I dunno, are they? The statement I made wasn't that guys like Kelvim Escobar aren't worth having, it's that I thought both Sheets and Harden would get guaranteed starting jobs, whereas Bedard, Escobar, and Duchscherer and other questionable starters are the ones who are probably going to be targeted by the Sox to be insurance for when Wake or someone else goes down. Then we somehow dovetailed into a weird talk about adding a letter to the end of someone's name, and how it's "sad".
By the way, there’s no article about Halladay?
I don’t like the idea, by the way.
i dont like it either but if they dont pull out the trade, the Yankees will get him
As a Wake-Injury-Insurance Option, we can probably find somebody cheaper and (I hate to say it, but) more reliable than Kelvim Escobar.
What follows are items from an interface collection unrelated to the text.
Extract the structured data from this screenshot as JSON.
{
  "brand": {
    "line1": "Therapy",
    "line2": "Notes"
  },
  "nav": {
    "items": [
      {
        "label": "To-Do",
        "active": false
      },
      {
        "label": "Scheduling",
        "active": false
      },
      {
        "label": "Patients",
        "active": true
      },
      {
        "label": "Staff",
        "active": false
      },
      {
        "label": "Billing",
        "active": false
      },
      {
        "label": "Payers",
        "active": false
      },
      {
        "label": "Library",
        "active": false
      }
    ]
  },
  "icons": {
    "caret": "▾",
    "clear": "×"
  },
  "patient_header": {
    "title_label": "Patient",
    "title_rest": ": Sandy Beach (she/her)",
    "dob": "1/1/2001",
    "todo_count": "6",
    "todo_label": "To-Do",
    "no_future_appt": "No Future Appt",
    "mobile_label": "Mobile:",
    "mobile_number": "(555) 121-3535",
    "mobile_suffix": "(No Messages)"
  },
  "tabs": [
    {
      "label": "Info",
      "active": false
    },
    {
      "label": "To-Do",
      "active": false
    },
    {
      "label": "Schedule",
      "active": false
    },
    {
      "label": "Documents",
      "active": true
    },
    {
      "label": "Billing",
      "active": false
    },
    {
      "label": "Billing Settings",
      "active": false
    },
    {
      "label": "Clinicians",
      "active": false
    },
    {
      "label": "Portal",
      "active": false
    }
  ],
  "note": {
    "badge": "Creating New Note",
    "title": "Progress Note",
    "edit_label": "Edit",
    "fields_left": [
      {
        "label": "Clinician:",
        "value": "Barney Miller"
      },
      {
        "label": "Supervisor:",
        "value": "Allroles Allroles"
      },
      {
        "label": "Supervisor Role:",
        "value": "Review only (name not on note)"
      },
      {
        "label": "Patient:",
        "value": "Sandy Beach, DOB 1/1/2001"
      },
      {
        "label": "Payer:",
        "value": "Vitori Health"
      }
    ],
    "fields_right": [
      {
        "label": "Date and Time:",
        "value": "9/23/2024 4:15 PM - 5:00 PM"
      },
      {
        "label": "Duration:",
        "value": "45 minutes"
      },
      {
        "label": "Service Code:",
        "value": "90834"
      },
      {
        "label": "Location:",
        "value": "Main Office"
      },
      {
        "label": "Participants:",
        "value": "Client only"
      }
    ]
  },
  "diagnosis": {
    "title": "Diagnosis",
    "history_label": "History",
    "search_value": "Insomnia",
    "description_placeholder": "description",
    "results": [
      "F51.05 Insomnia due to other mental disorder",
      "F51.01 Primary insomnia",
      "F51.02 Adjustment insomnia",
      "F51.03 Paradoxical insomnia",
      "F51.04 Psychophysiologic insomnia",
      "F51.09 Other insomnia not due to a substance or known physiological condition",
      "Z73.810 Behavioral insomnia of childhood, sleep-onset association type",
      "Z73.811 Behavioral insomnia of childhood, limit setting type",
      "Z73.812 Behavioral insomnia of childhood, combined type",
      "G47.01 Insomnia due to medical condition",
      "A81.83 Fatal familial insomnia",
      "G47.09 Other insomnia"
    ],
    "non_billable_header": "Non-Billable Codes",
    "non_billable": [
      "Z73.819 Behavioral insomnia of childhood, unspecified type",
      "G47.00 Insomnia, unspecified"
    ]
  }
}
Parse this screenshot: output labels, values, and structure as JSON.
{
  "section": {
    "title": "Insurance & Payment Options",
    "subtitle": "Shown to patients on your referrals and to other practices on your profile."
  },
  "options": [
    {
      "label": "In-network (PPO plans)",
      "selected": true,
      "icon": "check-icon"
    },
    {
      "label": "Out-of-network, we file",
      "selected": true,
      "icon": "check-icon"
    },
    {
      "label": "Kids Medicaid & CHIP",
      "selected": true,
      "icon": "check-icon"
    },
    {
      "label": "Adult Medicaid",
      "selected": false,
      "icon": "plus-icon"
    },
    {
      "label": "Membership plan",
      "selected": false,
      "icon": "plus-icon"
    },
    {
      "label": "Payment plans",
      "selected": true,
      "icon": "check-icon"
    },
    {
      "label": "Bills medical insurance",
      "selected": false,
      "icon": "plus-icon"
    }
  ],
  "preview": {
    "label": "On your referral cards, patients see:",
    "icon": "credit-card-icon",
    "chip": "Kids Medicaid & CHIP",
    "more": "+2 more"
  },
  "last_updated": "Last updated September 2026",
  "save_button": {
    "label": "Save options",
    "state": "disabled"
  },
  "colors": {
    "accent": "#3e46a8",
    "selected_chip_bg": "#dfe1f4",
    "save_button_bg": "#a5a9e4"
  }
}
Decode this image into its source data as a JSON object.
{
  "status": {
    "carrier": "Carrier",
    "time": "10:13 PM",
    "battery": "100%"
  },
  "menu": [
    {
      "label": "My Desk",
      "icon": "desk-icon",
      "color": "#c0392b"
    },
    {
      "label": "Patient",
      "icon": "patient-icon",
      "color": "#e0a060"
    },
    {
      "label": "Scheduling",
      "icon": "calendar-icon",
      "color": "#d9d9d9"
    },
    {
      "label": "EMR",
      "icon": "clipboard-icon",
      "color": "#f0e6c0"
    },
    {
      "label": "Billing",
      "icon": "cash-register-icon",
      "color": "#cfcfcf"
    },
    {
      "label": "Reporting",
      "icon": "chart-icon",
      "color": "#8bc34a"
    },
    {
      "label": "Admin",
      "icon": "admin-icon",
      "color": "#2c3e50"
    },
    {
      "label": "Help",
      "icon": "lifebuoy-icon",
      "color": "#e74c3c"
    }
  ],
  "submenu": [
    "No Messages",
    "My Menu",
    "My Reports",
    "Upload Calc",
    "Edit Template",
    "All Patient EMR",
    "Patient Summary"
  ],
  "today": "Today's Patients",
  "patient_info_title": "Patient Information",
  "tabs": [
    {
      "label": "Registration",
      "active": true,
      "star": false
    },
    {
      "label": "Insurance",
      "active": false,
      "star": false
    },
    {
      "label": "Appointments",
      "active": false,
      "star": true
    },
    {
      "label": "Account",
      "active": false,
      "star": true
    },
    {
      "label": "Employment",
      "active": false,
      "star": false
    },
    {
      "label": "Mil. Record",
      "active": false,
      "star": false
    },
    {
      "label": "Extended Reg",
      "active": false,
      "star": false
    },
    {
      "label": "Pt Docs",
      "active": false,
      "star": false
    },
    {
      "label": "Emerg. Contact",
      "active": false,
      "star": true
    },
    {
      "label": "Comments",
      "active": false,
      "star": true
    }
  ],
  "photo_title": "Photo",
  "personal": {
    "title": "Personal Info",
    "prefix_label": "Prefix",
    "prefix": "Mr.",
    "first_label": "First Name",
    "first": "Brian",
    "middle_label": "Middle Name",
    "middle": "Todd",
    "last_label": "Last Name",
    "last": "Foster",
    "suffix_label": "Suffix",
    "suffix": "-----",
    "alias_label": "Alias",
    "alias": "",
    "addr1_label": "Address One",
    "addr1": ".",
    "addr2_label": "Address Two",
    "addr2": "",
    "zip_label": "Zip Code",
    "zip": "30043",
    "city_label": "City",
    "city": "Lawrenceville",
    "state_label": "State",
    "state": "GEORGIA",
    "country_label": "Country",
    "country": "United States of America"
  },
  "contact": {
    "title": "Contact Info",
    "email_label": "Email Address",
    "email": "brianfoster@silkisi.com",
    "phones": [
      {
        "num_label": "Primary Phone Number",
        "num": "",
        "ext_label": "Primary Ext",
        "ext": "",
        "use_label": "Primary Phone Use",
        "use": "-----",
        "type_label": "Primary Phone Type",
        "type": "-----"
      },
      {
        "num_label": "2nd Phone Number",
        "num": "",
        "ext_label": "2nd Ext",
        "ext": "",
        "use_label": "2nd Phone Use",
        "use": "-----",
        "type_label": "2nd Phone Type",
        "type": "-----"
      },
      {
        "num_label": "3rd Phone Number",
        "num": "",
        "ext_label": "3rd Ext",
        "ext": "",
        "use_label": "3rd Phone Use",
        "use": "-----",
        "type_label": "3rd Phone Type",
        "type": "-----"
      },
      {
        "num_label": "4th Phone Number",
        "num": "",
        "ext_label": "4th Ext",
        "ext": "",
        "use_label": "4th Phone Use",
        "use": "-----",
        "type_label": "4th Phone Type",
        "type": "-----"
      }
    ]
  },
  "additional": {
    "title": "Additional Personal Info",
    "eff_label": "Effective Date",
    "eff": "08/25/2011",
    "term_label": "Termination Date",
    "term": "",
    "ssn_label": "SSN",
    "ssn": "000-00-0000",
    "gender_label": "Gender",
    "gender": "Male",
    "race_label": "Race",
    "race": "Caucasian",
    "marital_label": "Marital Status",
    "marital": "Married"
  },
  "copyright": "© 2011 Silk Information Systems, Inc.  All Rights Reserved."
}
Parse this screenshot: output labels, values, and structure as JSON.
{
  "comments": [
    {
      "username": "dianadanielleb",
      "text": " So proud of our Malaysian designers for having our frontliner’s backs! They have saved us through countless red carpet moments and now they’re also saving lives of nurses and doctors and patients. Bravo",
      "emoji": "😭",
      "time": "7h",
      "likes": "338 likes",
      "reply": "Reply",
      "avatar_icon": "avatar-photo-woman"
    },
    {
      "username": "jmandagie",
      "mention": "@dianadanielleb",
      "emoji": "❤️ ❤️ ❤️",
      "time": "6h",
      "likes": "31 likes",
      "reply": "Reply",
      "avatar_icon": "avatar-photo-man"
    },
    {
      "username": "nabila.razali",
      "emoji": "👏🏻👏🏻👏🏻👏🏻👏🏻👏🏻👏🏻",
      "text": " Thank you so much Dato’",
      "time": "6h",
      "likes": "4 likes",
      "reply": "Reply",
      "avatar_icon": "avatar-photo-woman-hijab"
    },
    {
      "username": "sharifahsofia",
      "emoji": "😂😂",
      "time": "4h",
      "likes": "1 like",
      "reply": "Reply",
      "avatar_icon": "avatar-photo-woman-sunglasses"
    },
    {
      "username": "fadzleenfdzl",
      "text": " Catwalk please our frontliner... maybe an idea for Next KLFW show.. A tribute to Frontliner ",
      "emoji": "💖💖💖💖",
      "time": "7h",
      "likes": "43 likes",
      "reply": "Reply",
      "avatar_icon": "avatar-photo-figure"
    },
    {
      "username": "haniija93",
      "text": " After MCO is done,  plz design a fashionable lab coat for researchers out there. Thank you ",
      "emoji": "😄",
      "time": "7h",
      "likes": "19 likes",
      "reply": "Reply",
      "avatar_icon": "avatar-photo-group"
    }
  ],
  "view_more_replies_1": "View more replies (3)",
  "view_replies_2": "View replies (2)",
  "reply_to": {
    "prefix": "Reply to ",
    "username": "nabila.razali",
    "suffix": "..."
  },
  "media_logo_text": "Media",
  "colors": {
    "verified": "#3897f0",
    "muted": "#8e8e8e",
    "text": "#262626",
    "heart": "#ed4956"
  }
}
Yes, Escobar could dazzle and earn himself a regular rotation spot and make Theo look like a genius, but honestly the probability is slim. In reality, what we need to guarantee production if Wakefield goes down is not a pie-in-the-sky scenario (especially one that involves another injury-plagued player) but just a AAAA hurler. These guys are a dime-a-dozen, but of all things what we don't need is another injury-risk to back up our current injury-risk.
We played the high-risk-high-reward game last year with Smoltz and Penny. We staked our hopes on miracles. Neither panned out for us. Let's shoot ourselves in the foot again, though. It was fun getting swept out of the playoffs, really.